Some large non-functioning pituitary abnormalities, usually macroadenomas, cause a decline in vision and can lower some pituitary hormone levels. Many of these will need treatment. Lab testing is used to decide if surgery or medicine is the best treatment.
Pituitary gland tumors are rarely the cause of headaches.
While it is common that headaches are the reason for MRIs to be ordered, it is relatively rare that pituitary abnormalities are the cause of headaches, particularly if they are small.
Blood and other lab testing will be required to evaluate your abnormality.
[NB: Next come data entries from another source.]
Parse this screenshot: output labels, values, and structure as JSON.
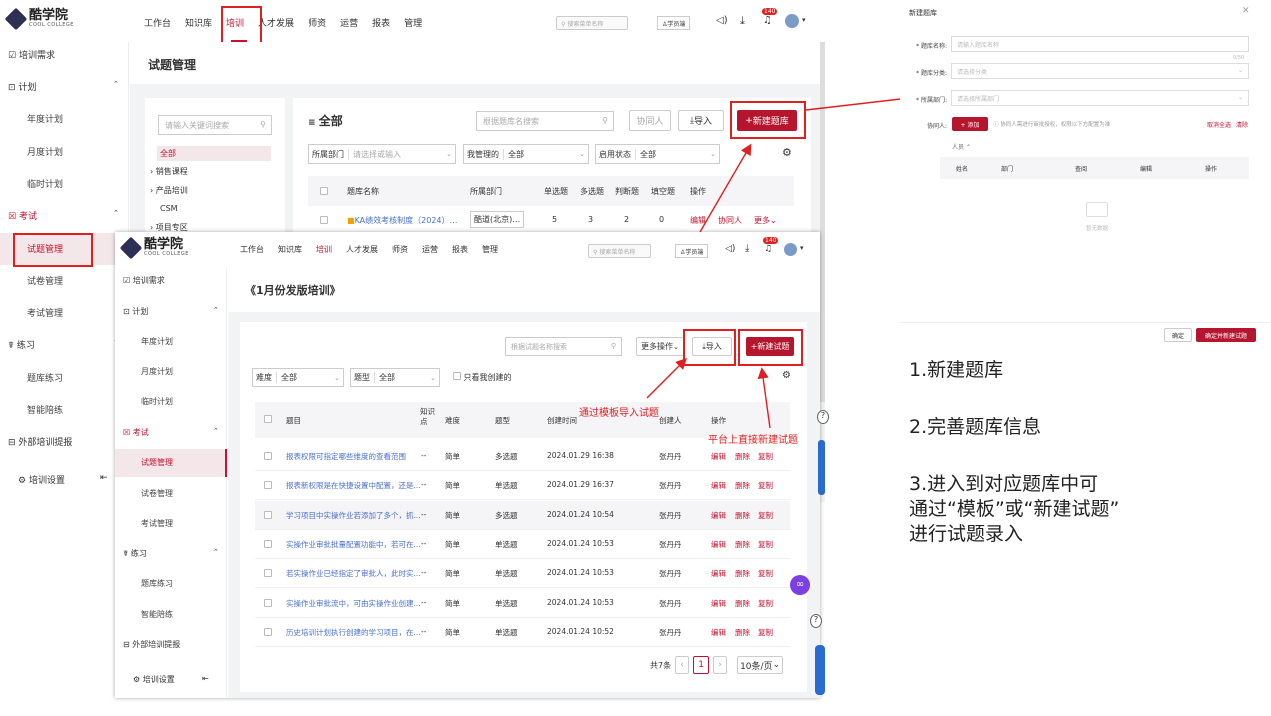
{
  "bg_app": {
    "logo": {
      "name": "酷学院",
      "sub": "COOL COLLEGE"
    },
    "nav": [
      "工作台",
      "知识库",
      "培训",
      "人才发展",
      "师资",
      "运营",
      "报表",
      "管理"
    ],
    "nav_active_index": 2,
    "search_placeholder": "搜索菜单名称",
    "user_label": "学员端",
    "badge": "140",
    "sidebar": {
      "training_demand": "培训需求",
      "plan": "计划",
      "plan_items": [
        "年度计划",
        "月度计划",
        "临时计划"
      ],
      "exam": "考试",
      "exam_items": [
        "试题管理",
        "试卷管理",
        "考试管理"
      ],
      "practice": "练习",
      "practice_items": [
        "题库练习",
        "智能陪练"
      ],
      "external": "外部培训提报",
      "settings": "培训设置"
    },
    "page_title": "试题管理",
    "left_panel": {
      "search_placeholder": "请输入关键词搜索",
      "tree": [
        "全部",
        "销售课程",
        "产品培训",
        "CSM",
        "项目专区"
      ]
    },
    "main": {
      "heading": "全部",
      "search_placeholder": "根据题库名搜索",
      "btn_collab": "协同人",
      "btn_import": "导入",
      "btn_new_bank": "新建题库",
      "filter_dept_label": "所属部门",
      "filter_dept_placeholder": "请选择或输入",
      "filter_mine_label": "我管理的",
      "filter_mine_value": "全部",
      "filter_status_label": "启用状态",
      "filter_status_value": "全部",
      "columns": [
        "题库名称",
        "所属部门",
        "单选题",
        "多选题",
        "判断题",
        "填空题",
        "操作"
      ],
      "row": {
        "name": "KA绩效考核制度（2024）…",
        "dept": "酷道(北京)…",
        "single": "5",
        "multi": "3",
        "judge": "2",
        "blank": "0",
        "ops": [
          "编辑",
          "协同人",
          "更多"
        ]
      }
    }
  },
  "fg_app": {
    "logo": {
      "name": "酷学院",
      "sub": "COOL COLLEGE"
    },
    "nav": [
      "工作台",
      "知识库",
      "培训",
      "人才发展",
      "师资",
      "运营",
      "报表",
      "管理"
    ],
    "search_placeholder": "搜索菜单名称",
    "user_label": "学员端",
    "badge": "140",
    "sidebar": {
      "training_demand": "培训需求",
      "plan": "计划",
      "plan_items": [
        "年度计划",
        "月度计划",
        "临时计划"
      ],
      "exam": "考试",
      "exam_items": [
        "试题管理",
        "试卷管理",
        "考试管理"
      ],
      "practice": "练习",
      "practice_items": [
        "题库练习",
        "智能陪练"
      ],
      "external": "外部培训提报",
      "settings": "培训设置"
    },
    "page_title": "《1月份发版培训》",
    "search_placeholder2": "根据试题名称搜索",
    "btn_more": "更多操作",
    "btn_import": "导入",
    "btn_new_question": "新建试题",
    "filter_diff_label": "难度",
    "filter_diff_value": "全部",
    "filter_type_label": "题型",
    "filter_type_value": "全部",
    "only_mine": "只看我创建的",
    "columns": [
      "题目",
      "知识点",
      "难度",
      "题型",
      "创建时间",
      "创建人",
      "操作"
    ],
    "rows": [
      {
        "title": "报表权限可指定哪些维度的查看范围",
        "kp": "--",
        "diff": "简单",
        "type": "多选题",
        "time": "2024.01.29 16:38",
        "creator": "张丹丹"
      },
      {
        "title": "报表新权限是在快捷设置中配置，还是...",
        "kp": "--",
        "diff": "简单",
        "type": "单选题",
        "time": "2024.01.29 16:37",
        "creator": "张丹丹"
      },
      {
        "title": "学习项目中实操作业若添加了多个，抓...",
        "kp": "--",
        "diff": "简单",
        "type": "多选题",
        "time": "2024.01.24 10:54",
        "creator": "张丹丹"
      },
      {
        "title": "实操作业审批批量配置功能中，若可在...",
        "kp": "--",
        "diff": "简单",
        "type": "单选题",
        "time": "2024.01.24 10:53",
        "creator": "张丹丹"
      },
      {
        "title": "若实操作业已经指定了审批人，此时实...",
        "kp": "--",
        "diff": "简单",
        "type": "单选题",
        "time": "2024.01.24 10:53",
        "creator": "张丹丹"
      },
      {
        "title": "实操作业审批流中，可由实操作业创建...",
        "kp": "--",
        "diff": "简单",
        "type": "单选题",
        "time": "2024.01.24 10:53",
        "creator": "张丹丹"
      },
      {
        "title": "历史培训计划执行创建的学习项目，在...",
        "kp": "--",
        "diff": "简单",
        "type": "单选题",
        "time": "2024.01.24 10:52",
        "creator": "张丹丹"
      }
    ],
    "row_ops": [
      "编辑",
      "删除",
      "复制"
    ],
    "pager": {
      "total": "共7条",
      "page": "1",
      "size": "10条/页"
    }
  },
  "annotations": {
    "import_note": "通过模板导入试题",
    "new_note": "平台上直接新建试题"
  },
  "dialog": {
    "title": "新建题库",
    "fields": [
      {
        "label": "* 题库名称:",
        "placeholder": "请输入题库名称"
      },
      {
        "label": "* 题库分类:",
        "placeholder": "请选择分类"
      },
      {
        "label": "* 所属部门:",
        "placeholder": "请选择所属部门"
      }
    ],
    "counter": "0/50",
    "collab_label": "协同人:",
    "add_btn": "+ 添加",
    "collab_hint": "协同人需进行审批授权，权限以下方配置为准",
    "cancel_all": "取消全选",
    "clear": "清除",
    "people_label": "人员",
    "columns": [
      "姓名",
      "部门",
      "查阅",
      "编辑",
      "操作"
    ],
    "empty": "暂无数据",
    "btn_ok": "确定",
    "btn_ok_new": "确定并新建试题"
  },
  "steps": {
    "s1": "1.新建题库",
    "s2": "2.完善题库信息",
    "s3_l1": "3.进入到对应题库中可",
    "s3_l2": "通过“模板”或“新建试题”",
    "s3_l3": "进行试题录入"
  }
}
“I typically have three questions to answer for patients who have been diagnosed with a pituitary tumor,” Utz said. “Number one: Do they have an abnormality that is large enough that it is putting pressure on the important structures surrounding it, like the eye nerves? Number two: Is there any indication that the abnormality is making too much pituitary hormone? And Number three: Is there evidence that the abnormality is preventing the pituitary from making its normal hormonal products?”
The way specialists address these questions is usually through blood testing, though sometimes additional urine or saliva testing is needed. When the results are available, they typically provide a roadmap for your provider.
If your test results indicate need for treatment, you will need a coordinated plan of care.
If yours is a functioning tumor or is a relatively large abnormality, treatment may be necessary. If the abnormality is a prolactinoma, it will likely be treated with medication. All other functioning or large tumors are generally first treated with pituitary surgery.
If surgery is recommended, it is best to find a pituitary center that coordinates care between endocrinology and neurosurgery, Dr. Utz said. “At VUMC, a new patient is scheduled to see endocrinology and neurosurgery usually the same day,” she explained. “We meet and discuss every patient who comes to the pituitary clinic and then together we make a plan to ensure care is as smooth and coordinated as possible.”